I find myself writing Console applications now and again. Command line ninjas know that if you want to stop a running console application you can hit Ctrl-C to  exit the application. In our Dovetail Seeker product, which we will be releasing with the next version of Dovetail Agent, when you cancel out of the indexer while it is runnLook out its a command line ninja.ing it would corrupt the search index. Not a big problem as the search indexes can be easily recreated but that can sometimes take a long time. Besides allowing scenario to exist where the user can corrupt application data is just plain wrong. Luckily it was easy to fill in this hole.

 

My Google-Fu took me to Curt Nichol’s post on Ctrl-C and the .NET console application where he introduces the System.Console.CancelKeyPress event and demonstrates using an anonymous method for handling it. For what I need this is the perfect solution with a small wrinkle the CancelKeyPress event is invoked from a separate thread. To explain why that is a little scary I need to go into gory details. The main take away of this post is be careful you are entering the land of concurrency and you need to tread lightly.

 

The reason the index would get corrupted is that a Ctrl-C exit would not properly close the index being written to. Closing the index is easy. The trouble is that because the CancelKeyPress event is fired on a separate thread if the event handler simply closes the index, on the other thread the running indexer will throw an exception because it can’t write to a closed index. The better solution is to tell the indexer to stop indexing. The last thing needed is to add the ability to tell when the indexing has successfully stopped.
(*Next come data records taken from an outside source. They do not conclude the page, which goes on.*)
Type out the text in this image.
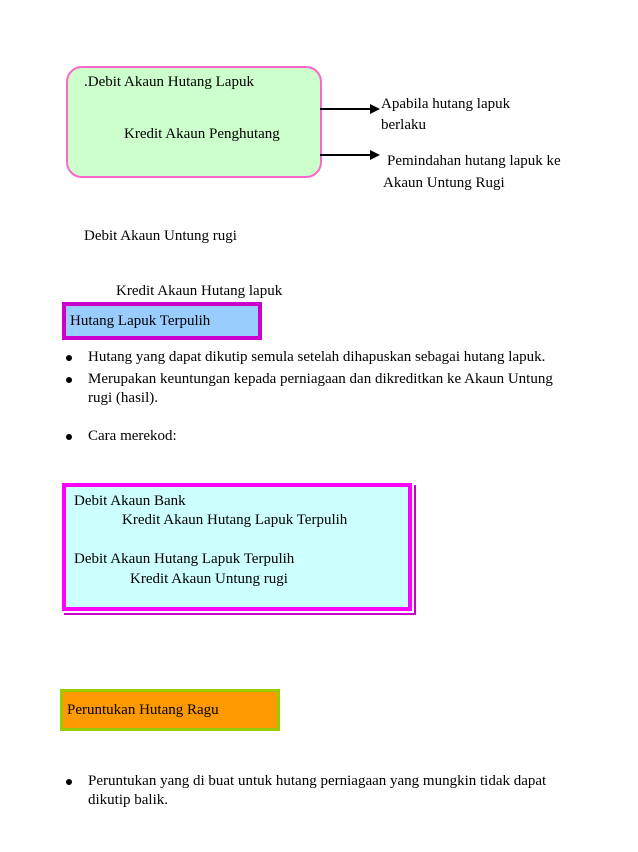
.Debit Akaun Hutang Lapuk
Kredit Akaun Penghutang
Apabila hutang lapuk
berlaku
Pemindahan hutang lapuk ke
Akaun Untung Rugi
Debit Akaun Untung rugi
Kredit Akaun Hutang lapuk
Hutang Lapuk Terpulih
Hutang yang dapat dikutip semula setelah dihapuskan sebagai hutang lapuk.
Merupakan keuntungan kepada perniagaan dan dikreditkan ke Akaun Untung rugi (hasil).
Cara merekod:
Debit Akaun Bank
Kredit Akaun Hutang Lapuk Terpulih
Debit Akaun Hutang Lapuk Terpulih
Kredit Akaun Untung rugi
Peruntukan Hutang Ragu
Peruntukan yang di buat untuk hutang perniagaan yang mungkin tidak dapat dikutip balik.
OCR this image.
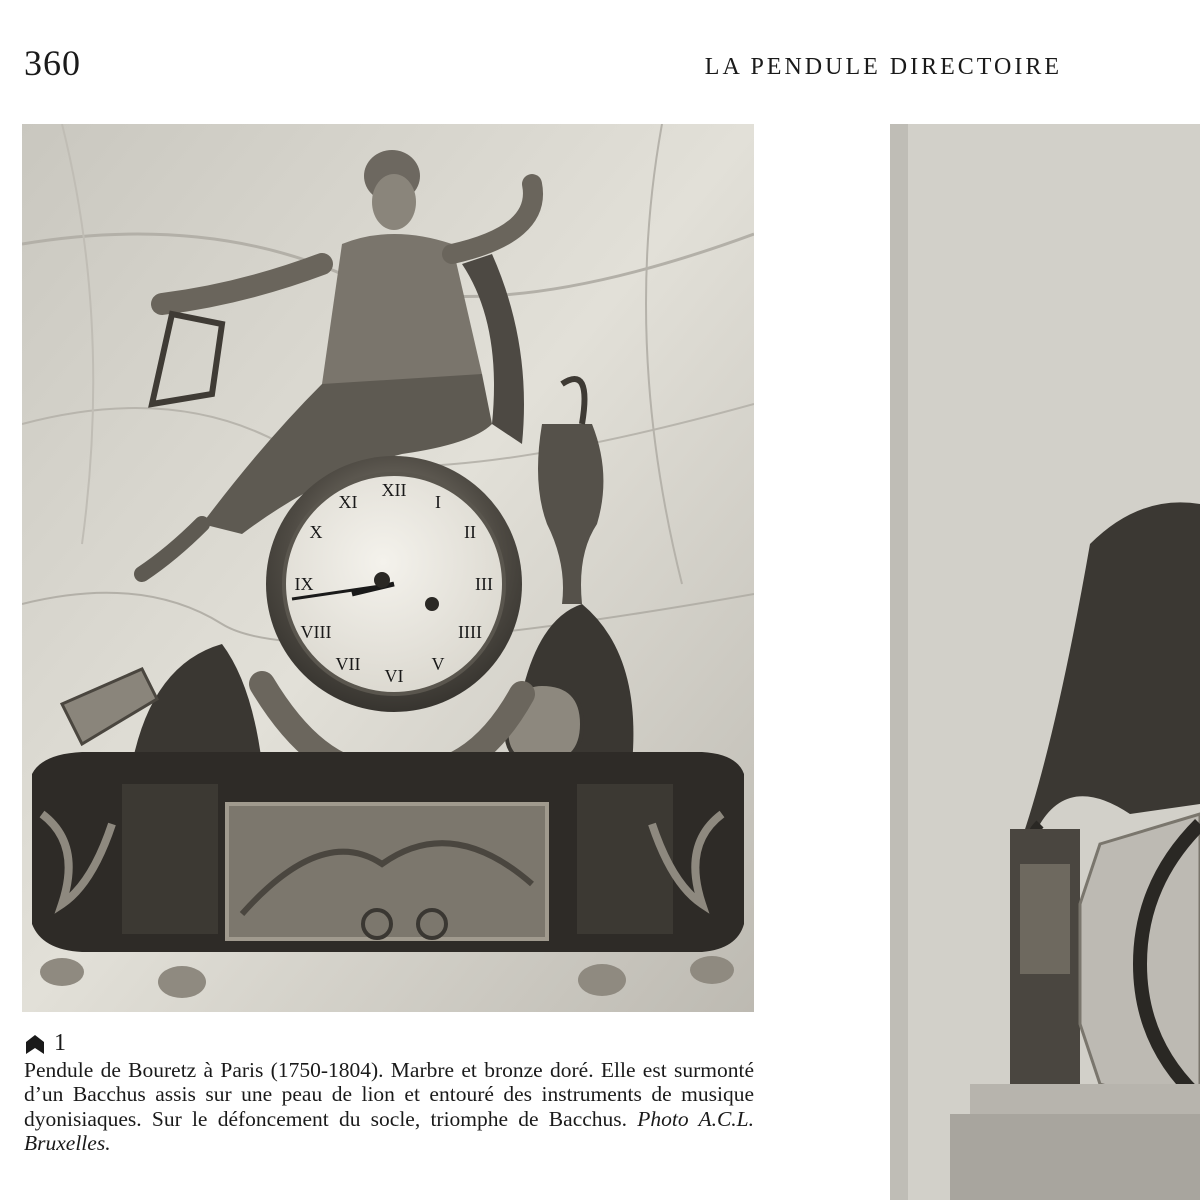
360	LA PENDULE DIRECTOIRE
XII
I
II
III
IIII
V
VI
VII
VIII
IX
X
XI
1
Pendule de Bouretz à Paris (1750-1804). Marbre et bronze doré. Elle est surmonté d’un Bacchus assis sur une peau de lion et entouré des instruments de musique dyonisiaques. Sur le défoncement du socle, triomphe de Bacchus. Photo A.C.L. Bruxelles.
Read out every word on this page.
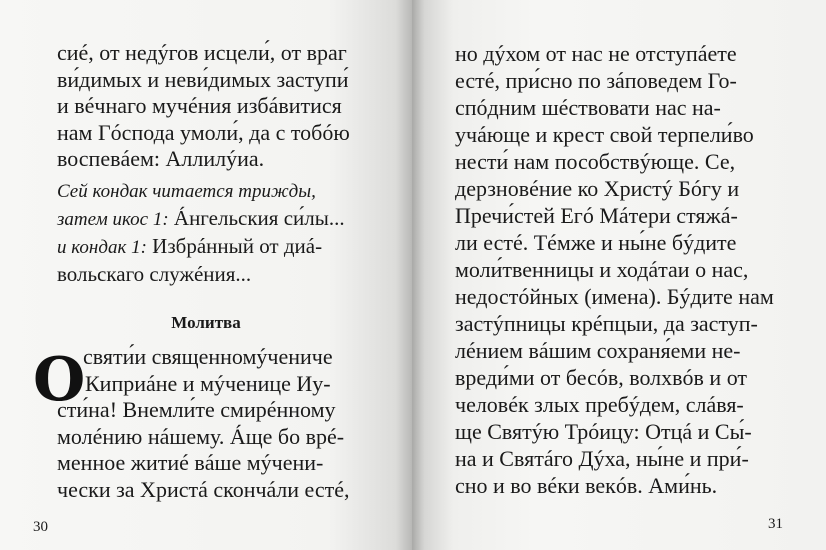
сиé, от недýгов исцели́, от враг
ви́димых и неви́димых заступи́
и вéчнаго мучéния избáвитися
нам Гóспода умоли́, да с тобóю
воспевáем: Аллилýиа.
Сей кондак читается трижды,
затем икос 1: Áнгельския си́лы...
и кондак 1: Избрáнный от диá-
вольскаго служéния...
Молитва
О
святи́и священномýчениче
Киприáне и мýченице Иу-
сти́на! Внемли́те смирéнному
молéнию нáшему. Áще бо врé-
менное житиé вáше мýчени-
чески за Христá скончáли естé,
30
но дýхом от нас не отступáете
естé, при́сно по зáповедем Го-
спóдним шéствовати нас на-
учáюще и крест свой терпели́во
нести́ нам пособствýюще. Се,
дерзновéние ко Христý Бóгу и
Пречи́стей Егó Мáтери стяжá-
ли естé. Тéмже и ны́не бýдите
моли́твенницы и ходáтаи о нас,
недостóйных (имена). Бýдите нам
застýпницы крéпцыи, да заступ-
лéнием вáшим сохраня́еми не-
вреди́ми от бесóв, волхвóв и от
человéк злых пребýдем, слáвя-
ще Святýю Трóицу: Отцá и Сы́-
на и Святáго Дýха, ны́не и при́-
сно и во вéки векóв. Ами́нь.
31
Here is my CancelKeyPress event handler:

 

System.Console.CancelKeyPress += delegate
{ 
_logger.WarnFormat("Indexing was canceled by user hitting Ctrl+C or Ctrl+Break. Attempting to cleanly cancel indexing.");
documentIndexer.CancelIndexing();
documentIndexer.IndexingCompleted.WaitOne();
};

 

Within the documentIndexer‘s main loop each time around it checks to see if indexing is canceled. When indexing is all done it sets the IndexingCompleted ManualResetEvent which is there so that the application stays alive long enough for the indexer to finish up and properly close the index.

 

Have fun making your console applications more battle ready to fight those powerful command line ninjas.